Underground Railroad • The homes and businesses where runaways could rest and eat were called “stations” and were run by “stationmasters.” Those who contributed money or goods were “stockholders” and the “conductor” moved the runaways from one station to the next. The fugitive slaves were known as “freight.” • Workers on the Underground Railroad represented all levels of society—they were ministers, shopkeepers, farmers, and former slaves.
Underground Railroad • Harriet Tubman, a runaway from Maryland, made at least 19 trips into the South and helped to rescue more than 300 enslaved people. Harriet Tubman Library of Congress, Prints & Photographs Division, [reproduction number, e.g., LC-USZ62-7816.]
Underground Railroad • The term "Underground Railroad" may have originated when an enslaved person, Tice Davids, fled from Kentucky and took refuge with John Rankin, a white abolitionist in Ripley, Ohio. • Davids’s slaveholder chased him all the way to the Ohio River, but Davids managed to disappear without a trace. His slaveholder left in a state of confusion, wondering whether Davids had disappeared on “some underground railroad.”

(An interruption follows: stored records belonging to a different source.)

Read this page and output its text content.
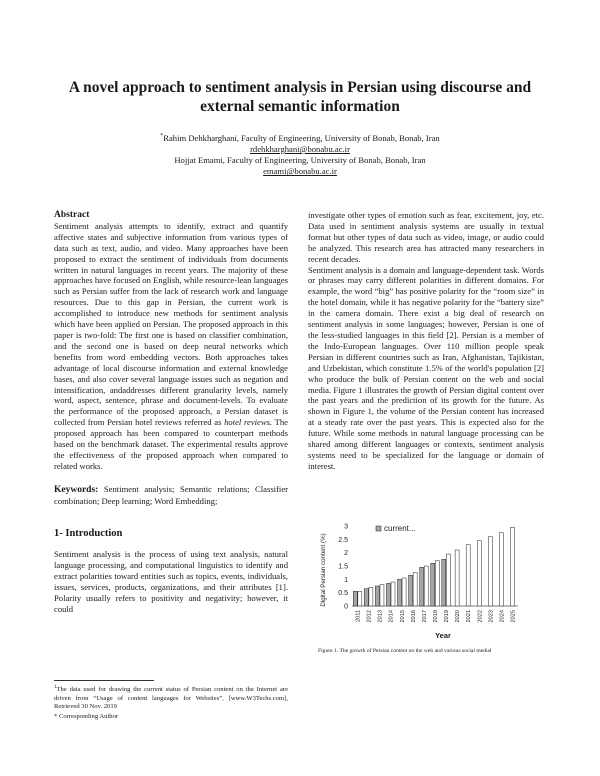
A novel approach to sentiment analysis in Persian using discourse and external semantic information
*Rahim Dehkharghani, Faculty of Engineering, University of Bonab, Bonab, Iran
rdehkharghani@bonabu.ac.ir
Hojjat Emami, Faculty of Engineering, University of Bonab, Bonab, Iran
emami@bonabu.ac.ir
Abstract

Sentiment analysis attempts to identify, extract and quantify affective states and subjective information from various types of data such as text, audio, and video. Many approaches have been proposed to extract the sentiment of individuals from documents written in natural languages in recent years. The majority of these approaches have focused on English, while resource-lean languages such as Persian suffer from the lack of research work and language resources. Due to this gap in Persian, the current work is accomplished to introduce new methods for sentiment analysis which have been applied on Persian. The proposed approach in this paper is two-fold: The first one is based on classifier combination, and the second one is based on deep neural networks which benefits from word embedding vectors. Both approaches takes advantage of local discourse information and external knowledge bases, and also cover several language issues such as negation and intensification, andaddresses different granularity levels, namely word, aspect, sentence, phrase and document-levels. To evaluate the performance of the proposed approach, a Persian dataset is collected from Persian hotel reviews referred as hotel reviews. The proposed approach has been compared to counterpart methods based on the benchmark dataset. The experimental results approve the effectiveness of the proposed approach when compared to related works.

Keywords: Sentiment analysis; Semantic relations; Classifier combination; Deep learning; Word Embedding;

1- Introduction

Sentiment analysis is the process of using text analysis, natural language processing, and computational linguistics to identify and extract polarities toward entities such as topics, events, individuals, issues, services, products, organizations, and their attributes [1]. Polarity usually refers to positivity and negativity; however, it could

$^1$The data used for drawing the current status of Persian content on the Internet are driven from “Usage of content languages for Websites”, [www.W3Techs.com], Retrieved 30 Nov. 2019
* Corresponding Author

investigate other types of emotion such as fear, excitement, joy, etc. Data used in sentiment analysis systems are usually in textual format but other types of data such as video, image, or audio could be analyzed. This research area has attracted many researchers in recent decades.

Sentiment analysis is a domain and language-dependent task. Words or phrases may carry different polarities in different domains. For example, the word “big” has positive polarity for the “room size” in the hotel domain, while it has negative polarity for the “battery size” in the camera domain. There exist a big deal of research on sentiment analysis in some languages; however, Persian is one of the less-studied languages in this field [2]. Persian is a member of the Indo-European languages. Over 110 million people speak Persian in different countries such as Iran, Afghanistan, Tajikistan, and Uzbekistan, which constitute 1.5% of the world's population [2] who produce the bulk of Persian content on the web and social media. Figure 1 illustrates the growth of Persian digital content over the past years and the prediction of its growth for the future. As shown in Figure 1, the volume of the Persian content has increased at a steady rate over the past years. This is expected also for the future. While some methods in natural language processing can be shared among different languages or contexts, sentiment analysis systems need to be specialized for the language or domain of interest.

0
0.5
1
1.5
2
2.5
3
2011 2012 2013 2014 2015 2016 2017 2018 2019 2020 2021 2022 2023 2024 2025
Digital Persian content (%)
Year
current...
Figure 1. The growth of Persian content on the web and various social medial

Underground Railroad • Capturing runaways soon became a prosperous business.The Fugitive Slave Act of 1850 allowed a slave holder or professional bounty hunter to seize runaways, even in free states. Library of Congress, Prints & Photographs Division, [reproduction number, e.g., LC-17414-Z62-34810.]
Emancipation • In 1863, President Abraham Lincoln issued the Emancipation Proclamation, declaring all enslaved people free in the Southern states. Emancipation Day, Richmond, VA Library of Congress, Prints & Photographs Division, Detroit Publishing Company Collection, [reproduction number, e.g., LC-D4-10865]
Emancipation • Unfortunately, none of the states in rebellion obeyed this order. • The proclamation demonstrated that the Civil War was being fought to end slavery. • Initially, President Lincoln viewed the war only in terms of preserving the Union. As time went by, he became increasingly sympathetic to the abolitionist movement. • The end of slavery came with the ratification of the Thirteenth Amendment to the Constitution in December 1865.